Delays at the Turkish Straits have been a recurring theme since new shipping rules were implemented there in September last year.
The delays have been acute in recent days.
The total passage time through the Dardanelles and Bosporus for northbound and southbound tankers is currently two to four days.
The shipping rules require tankers over 250 meters in length to have compulsory pilotage and a tug escort in the Dardanelles.
The same applies to tankers over 200 meters in length in the Bosporus.
Speaking of middle distillates, traders will be watching the diesel arbitrage to Europe this week.
Europe seems likely to pull more diesel from the US, despite soft market sentiment on both sides of the Atlantic.
While the diesel arbitrage from Asia to Europe is firmly shut, the diesel arbitrage from the US Gulf Coast to Europe looks open.
The spread between NYMEX heating oil futures and ICE low-sulphur gasoil futures was trading low, at around 3.87 cents per gallon on Friday.
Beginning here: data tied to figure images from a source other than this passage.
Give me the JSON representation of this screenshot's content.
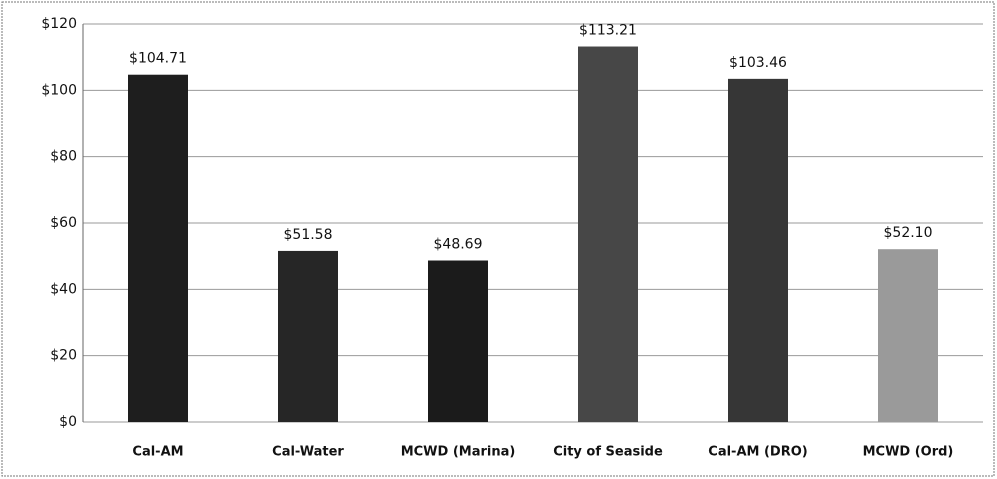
{
  "chart_data": {
    "type": "bar",
    "categories": [
      "Cal-AM",
      "Cal-Water",
      "MCWD (Marina)",
      "City of Seaside",
      "Cal-AM (DRO)",
      "MCWD (Ord)"
    ],
    "values": [
      104.71,
      51.58,
      48.69,
      113.21,
      103.46,
      52.1
    ],
    "value_labels": [
      "$104.71",
      "$51.58",
      "$48.69",
      "$113.21",
      "$103.46",
      "$52.10"
    ],
    "colors": [
      "#1e1e1e",
      "#262626",
      "#1b1b1b",
      "#474747",
      "#363636",
      "#9a9a9a"
    ],
    "ylim": [
      0,
      120
    ],
    "yticks": [
      {
        "value": 0,
        "label": "$0"
      },
      {
        "value": 20,
        "label": "$20"
      },
      {
        "value": 40,
        "label": "$40"
      },
      {
        "value": 60,
        "label": "$60"
      },
      {
        "value": 80,
        "label": "$80"
      },
      {
        "value": 100,
        "label": "$100"
      },
      {
        "value": 120,
        "label": "$120"
      }
    ],
    "grid": true
  }
}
That is expected to attract cargoes from the US to Europe, keeping diesel supply healthy, and putting Northwest European diesel cash premiums under pressure.
In the metals markets, ArcelorMittal and Evraz are among steelmakers set to announce second-quarter earnings this week.
Weak demand, persistently high iron ore, coking coal and carbon costs, and import levels which have approached nearly one quarter of total consumption are expected to take their toll on European producers.
A published consensus of market analysts is that the world's biggest steelmaker ArcelorMittal will report earnings of $1.53 billion for the second quarter.
That's down from $3.1 billion achieved in the second quarter of 2018.
Thanks for kicking off your Monday with us, and have a great week ahead.